4.1: Antidifferentiation

In Section 2.1 we asserted that a derivative measures a function's rate of change. If we have the rate \(f'(x)\) and want to recover \(f(x),\) then we use antidifferentiation. Antidifferentiation has many applications: If we have a particle's velocity, then we can find its position at a given time. If we know an ecosystem's growth factor, then we can model the population at a given time.
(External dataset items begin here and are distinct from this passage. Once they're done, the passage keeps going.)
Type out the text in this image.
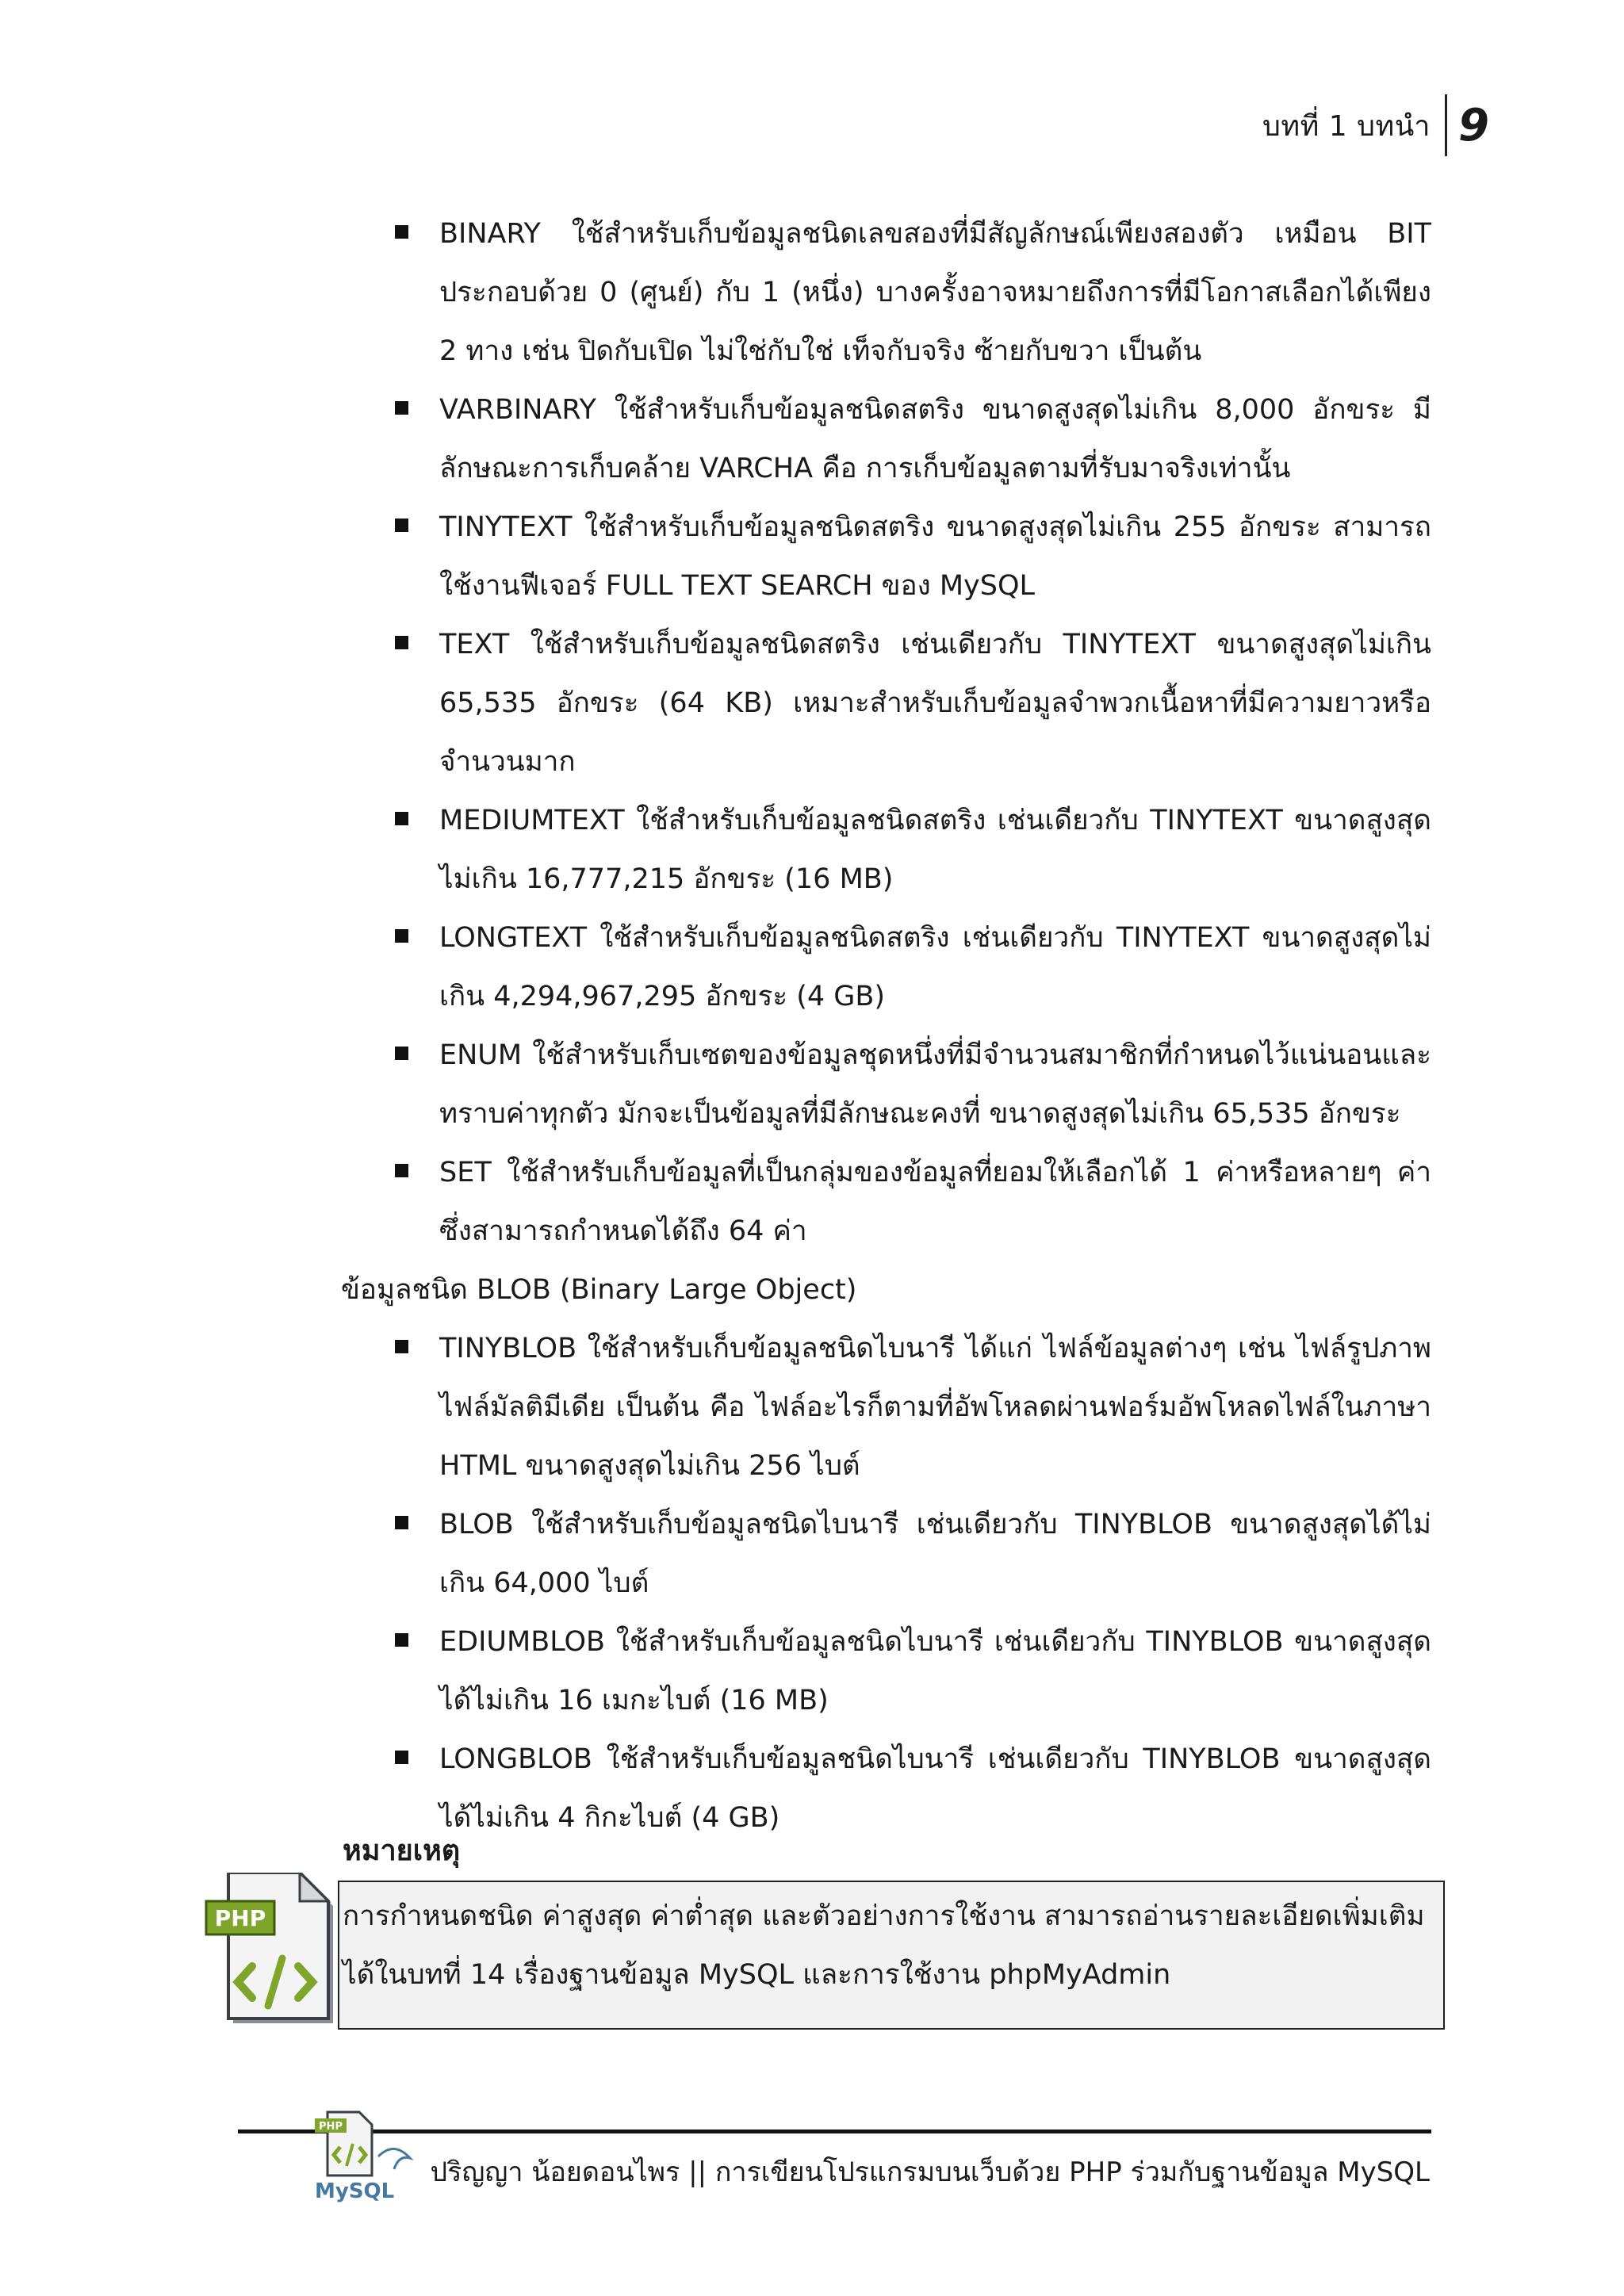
บทที่ 1 บทนำ 9

BINARY ใช้สำหรับเก็บข้อมูลชนิดเลขสองที่มีสัญลักษณ์เพียงสองตัว เหมือน BIT ประกอบด้วย 0 (ศูนย์) กับ 1 (หนึ่ง) บางครั้งอาจหมายถึงการที่มีโอกาสเลือกได้เพียง 2 ทาง เช่น ปิดกับเปิด ไม่ใช่กับใช่ เท็จกับจริง ซ้ายกับขวา เป็นต้น

VARBINARY ใช้สำหรับเก็บข้อมูลชนิดสตริง ขนาดสูงสุดไม่เกิน 8,000 อักขระ มีลักษณะการเก็บคล้าย VARCHA คือ การเก็บข้อมูลตามที่รับมาจริงเท่านั้น

TINYTEXT ใช้สำหรับเก็บข้อมูลชนิดสตริง ขนาดสูงสุดไม่เกิน 255 อักขระ สามารถใช้งานฟีเจอร์ FULL TEXT SEARCH ของ MySQL

TEXT ใช้สำหรับเก็บข้อมูลชนิดสตริง เช่นเดียวกับ TINYTEXT ขนาดสูงสุดไม่เกิน 65,535 อักขระ (64 KB) เหมาะสำหรับเก็บข้อมูลจำพวกเนื้อหาที่มีความยาวหรือจำนวนมาก

MEDIUMTEXT ใช้สำหรับเก็บข้อมูลชนิดสตริง เช่นเดียวกับ TINYTEXT ขนาดสูงสุดไม่เกิน 16,777,215 อักขระ (16 MB)

LONGTEXT ใช้สำหรับเก็บข้อมูลชนิดสตริง เช่นเดียวกับ TINYTEXT ขนาดสูงสุดไม่เกิน 4,294,967,295 อักขระ (4 GB)

ENUM ใช้สำหรับเก็บเซตของข้อมูลชุดหนึ่งที่มีจำนวนสมาชิกที่กำหนดไว้แน่นอนและทราบค่าทุกตัว มักจะเป็นข้อมูลที่มีลักษณะคงที่ ขนาดสูงสุดไม่เกิน 65,535 อักขระ

SET ใช้สำหรับเก็บข้อมูลที่เป็นกลุ่มของข้อมูลที่ยอมให้เลือกได้ 1 ค่าหรือหลายๆ ค่า ซึ่งสามารถกำหนดได้ถึง 64 ค่า

ข้อมูลชนิด BLOB (Binary Large Object)

TINYBLOB ใช้สำหรับเก็บข้อมูลชนิดไบนารี ได้แก่ ไฟล์ข้อมูลต่างๆ เช่น ไฟล์รูปภาพ ไฟล์มัลติมีเดีย เป็นต้น คือ ไฟล์อะไรก็ตามที่อัพโหลดผ่านฟอร์มอัพโหลดไฟล์ในภาษา HTML ขนาดสูงสุดไม่เกิน 256 ไบต์

BLOB ใช้สำหรับเก็บข้อมูลชนิดไบนารี เช่นเดียวกับ TINYBLOB ขนาดสูงสุดได้ไม่เกิน 64,000 ไบต์

EDIUMBLOB ใช้สำหรับเก็บข้อมูลชนิดไบนารี เช่นเดียวกับ TINYBLOB ขนาดสูงสุดได้ไม่เกิน 16 เมกะไบต์ (16 MB)

LONGBLOB ใช้สำหรับเก็บข้อมูลชนิดไบนารี เช่นเดียวกับ TINYBLOB ขนาดสูงสุดได้ไม่เกิน 4 กิกะไบต์ (4 GB)

หมายเหตุ
PHP	การกำหนดชนิด ค่าสูงสุด ค่าต่ำสุด และตัวอย่างการใช้งาน สามารถอ่านรายละเอียดเพิ่มเติมได้ในบทที่ 14 เรื่องฐานข้อมูล MySQL และการใช้งาน phpMyAdmin

PHP
MySQL
ปริญญา น้อยดอนไพร || การเขียนโปรแกรมบนเว็บด้วย PHP ร่วมกับฐานข้อมูล MySQL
In this section we discuss the following topics:

Defining an Antiderivative
Evaluating Antiderivatives
Differential Equations
Position, Velocity, and Acceleration

Defining an Antiderivative

Antidifferentiation is the inverse operation of differentiation: If the function \(g'\) is the derivative of \(g,\) then \(g\) is an antiderivative of \(g'.\) More generally, a function \(F\) is an antiderivative of \(f\) if and only if \(F' = f.\) For example, an antiderivative of \(h(x) = x^2\) is \(H(x) = \frac{1}{3} x^3\) because \(H'(x) = x^2 = h(x).\) But \(H(x) = \frac{1}{3} x^3 + 2\) is also an antiderivative of \(h.\) Therefore, any function \(H(x) = \frac{1}{3} x^3 + C,\) where \(C\) is a constant, is an antiderivative of \(h.\) If a function has an antiderivative, then the function has infinitely many antiderivatives—all of which differ by a constant. Figure 1 shows the graphs of some antiderivatives of \(h(x) = x^2,\) in which all graphs take the form \(y = \frac{1}{3} x^3 + C\) and therefore differ by a vertical translation.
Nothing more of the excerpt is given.